AGENTS.md

AGENTS.md — Codex Operating Guide

Purpose

• Define how ChatGPT Codex operates in this repo.
• Ensure safe, repeatable starts; keep work focused and auditable.

Scope & Permissions

• Allowed edits: AGENTS.md and Codex_Branch.md only (unless the user explicitly requests code changes).
• Primary role: Review Claude’s changes, provide concise, high‑impact feedback, and capture context needed to resume work later.

Quick Reinit (Fresh Start)

• Environment:
  • ddev start
  • ddev composer install
• Install (clean DB only):
  • ddev drush site:install --existing-config --account-pass=admin
• Populate data:
  • Import issues: ddev drush ai-dashboard:import-all
  • Content sync (live→local):
    • On live: ddev drush aid-export
    • On local: ddev drush aid-import (or --source=local, --replace, --live-url=...)
• Dev hygiene:
  • Cache: ddev drush cr
  • Lint: ddev exec vendor/bin/phpcs --standard=Drupal,DrupalPractice web/modules/custom
  • Tests: ddev exec vendor/bin/phpunit -c web/core/phpunit.xml.dist

Review Workflow

• Read context files first: CLAUDE.md, CLAUDE-BRANCH.md, README.md.
• Inspect changes since last review: git status, git diff, and targeted diffs for web/modules/custom/ai_dashboard/... and config/sync/.
• Record findings in Codex_Branch.md under a “Concise Code Review” section.
• Only propose changes that materially improve correctness, safety, or maintainability.
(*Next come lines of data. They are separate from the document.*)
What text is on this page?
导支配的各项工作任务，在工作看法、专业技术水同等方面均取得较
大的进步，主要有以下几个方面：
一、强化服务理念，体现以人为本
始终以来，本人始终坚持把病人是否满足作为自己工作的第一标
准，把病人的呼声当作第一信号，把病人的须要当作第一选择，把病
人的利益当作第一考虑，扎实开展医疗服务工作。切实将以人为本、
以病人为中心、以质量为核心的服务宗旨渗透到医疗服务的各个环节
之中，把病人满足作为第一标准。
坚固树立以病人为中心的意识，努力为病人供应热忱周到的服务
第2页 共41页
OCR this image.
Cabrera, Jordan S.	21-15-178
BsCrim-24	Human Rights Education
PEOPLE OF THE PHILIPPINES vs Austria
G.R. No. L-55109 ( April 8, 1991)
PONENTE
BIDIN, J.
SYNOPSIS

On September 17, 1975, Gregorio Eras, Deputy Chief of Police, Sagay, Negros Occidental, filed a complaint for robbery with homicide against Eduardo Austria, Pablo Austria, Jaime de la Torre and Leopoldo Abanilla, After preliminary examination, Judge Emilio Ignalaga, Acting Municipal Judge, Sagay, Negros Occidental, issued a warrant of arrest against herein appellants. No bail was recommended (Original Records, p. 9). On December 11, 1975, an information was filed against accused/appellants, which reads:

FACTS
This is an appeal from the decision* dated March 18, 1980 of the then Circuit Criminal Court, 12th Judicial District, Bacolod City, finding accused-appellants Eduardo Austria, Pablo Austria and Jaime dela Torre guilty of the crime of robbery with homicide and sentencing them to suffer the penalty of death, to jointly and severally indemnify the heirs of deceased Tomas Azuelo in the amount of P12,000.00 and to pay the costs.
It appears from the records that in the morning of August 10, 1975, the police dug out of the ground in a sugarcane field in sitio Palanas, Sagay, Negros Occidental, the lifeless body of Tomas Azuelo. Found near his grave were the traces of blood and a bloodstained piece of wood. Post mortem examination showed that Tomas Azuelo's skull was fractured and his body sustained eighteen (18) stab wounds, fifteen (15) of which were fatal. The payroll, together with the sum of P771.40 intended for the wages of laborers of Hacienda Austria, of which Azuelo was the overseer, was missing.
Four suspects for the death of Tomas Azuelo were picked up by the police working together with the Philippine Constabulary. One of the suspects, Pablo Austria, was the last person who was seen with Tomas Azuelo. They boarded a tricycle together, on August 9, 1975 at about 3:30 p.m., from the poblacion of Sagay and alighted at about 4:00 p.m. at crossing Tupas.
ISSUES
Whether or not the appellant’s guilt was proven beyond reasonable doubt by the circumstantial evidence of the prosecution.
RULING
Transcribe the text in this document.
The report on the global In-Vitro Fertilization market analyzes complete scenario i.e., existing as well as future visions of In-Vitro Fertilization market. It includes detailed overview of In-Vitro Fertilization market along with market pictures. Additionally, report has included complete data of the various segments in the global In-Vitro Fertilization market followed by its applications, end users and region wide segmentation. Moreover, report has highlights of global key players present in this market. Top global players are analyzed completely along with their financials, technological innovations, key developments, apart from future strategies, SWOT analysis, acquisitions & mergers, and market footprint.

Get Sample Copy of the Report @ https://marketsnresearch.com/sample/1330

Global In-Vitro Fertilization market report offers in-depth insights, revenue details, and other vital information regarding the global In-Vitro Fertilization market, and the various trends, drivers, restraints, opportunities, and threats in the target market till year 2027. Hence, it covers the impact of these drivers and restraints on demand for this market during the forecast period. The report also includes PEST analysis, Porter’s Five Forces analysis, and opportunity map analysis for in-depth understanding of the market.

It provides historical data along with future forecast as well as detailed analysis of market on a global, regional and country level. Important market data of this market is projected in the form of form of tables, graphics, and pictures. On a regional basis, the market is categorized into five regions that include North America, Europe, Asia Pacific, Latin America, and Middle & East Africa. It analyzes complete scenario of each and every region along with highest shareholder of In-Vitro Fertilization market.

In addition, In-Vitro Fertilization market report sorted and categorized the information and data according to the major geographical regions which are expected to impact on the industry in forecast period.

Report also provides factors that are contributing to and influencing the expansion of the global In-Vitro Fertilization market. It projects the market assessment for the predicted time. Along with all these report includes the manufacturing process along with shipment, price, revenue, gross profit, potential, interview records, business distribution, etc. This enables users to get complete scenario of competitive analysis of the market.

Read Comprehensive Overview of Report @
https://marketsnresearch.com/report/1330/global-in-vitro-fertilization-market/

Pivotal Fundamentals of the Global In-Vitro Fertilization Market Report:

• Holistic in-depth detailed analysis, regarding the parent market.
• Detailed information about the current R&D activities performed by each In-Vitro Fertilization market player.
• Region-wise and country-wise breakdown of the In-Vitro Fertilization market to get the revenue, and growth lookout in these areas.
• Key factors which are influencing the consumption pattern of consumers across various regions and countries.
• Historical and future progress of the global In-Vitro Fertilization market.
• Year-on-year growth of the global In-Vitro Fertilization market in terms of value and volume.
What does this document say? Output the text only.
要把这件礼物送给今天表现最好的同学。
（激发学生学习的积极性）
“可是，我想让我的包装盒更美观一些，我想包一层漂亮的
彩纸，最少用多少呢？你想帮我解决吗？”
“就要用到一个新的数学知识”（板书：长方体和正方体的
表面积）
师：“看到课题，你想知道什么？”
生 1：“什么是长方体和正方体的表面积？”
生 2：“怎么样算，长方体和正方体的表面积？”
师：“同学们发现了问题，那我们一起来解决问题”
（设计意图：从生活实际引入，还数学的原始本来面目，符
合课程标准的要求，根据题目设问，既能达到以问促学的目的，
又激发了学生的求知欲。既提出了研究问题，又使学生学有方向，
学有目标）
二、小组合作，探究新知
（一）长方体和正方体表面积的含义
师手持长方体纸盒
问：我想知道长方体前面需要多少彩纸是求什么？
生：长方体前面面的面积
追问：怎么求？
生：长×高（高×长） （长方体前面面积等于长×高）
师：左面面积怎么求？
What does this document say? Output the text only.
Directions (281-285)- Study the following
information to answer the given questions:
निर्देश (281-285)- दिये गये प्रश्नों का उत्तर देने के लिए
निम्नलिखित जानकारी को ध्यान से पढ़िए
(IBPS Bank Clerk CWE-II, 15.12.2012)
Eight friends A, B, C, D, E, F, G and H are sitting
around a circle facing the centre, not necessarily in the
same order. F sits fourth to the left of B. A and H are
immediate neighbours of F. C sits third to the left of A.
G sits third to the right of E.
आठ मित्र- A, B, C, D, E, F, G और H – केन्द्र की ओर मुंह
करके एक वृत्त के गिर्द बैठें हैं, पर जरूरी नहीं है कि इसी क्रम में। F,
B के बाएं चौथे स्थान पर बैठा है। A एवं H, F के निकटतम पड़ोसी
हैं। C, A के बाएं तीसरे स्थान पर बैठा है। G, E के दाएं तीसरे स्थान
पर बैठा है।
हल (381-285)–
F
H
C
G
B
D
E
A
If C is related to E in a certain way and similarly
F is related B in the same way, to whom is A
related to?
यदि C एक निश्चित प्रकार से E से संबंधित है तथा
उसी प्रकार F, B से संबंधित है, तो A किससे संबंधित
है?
Focus Areas (for Claude’s work)

• Drush commands: unique names, consistent PHP 8 Attributes, clear options/aliases.
• File handling: use Drupal File API (prepareDirectory, file_save_data) for public:// paths.
• Avoid calling Drush from Drush: prefer \Drush\Drush::process() or service APIs for config import/export.
• Entity references: set via associative arrays (['target_id' => $nid]).
• Dependency Injection: prefer injected services over \Drupal::service().
• Local DX: keep Twig debug/auto-reload in development.services.yml when appropriate.

Safety Rules

• Do not modify application code unless explicitly asked.
• Never commit secrets; prefer DDEV env files for local overrides.
• Use ddev drush for site ops; prefer config sync (cex/cim) over manual config edits.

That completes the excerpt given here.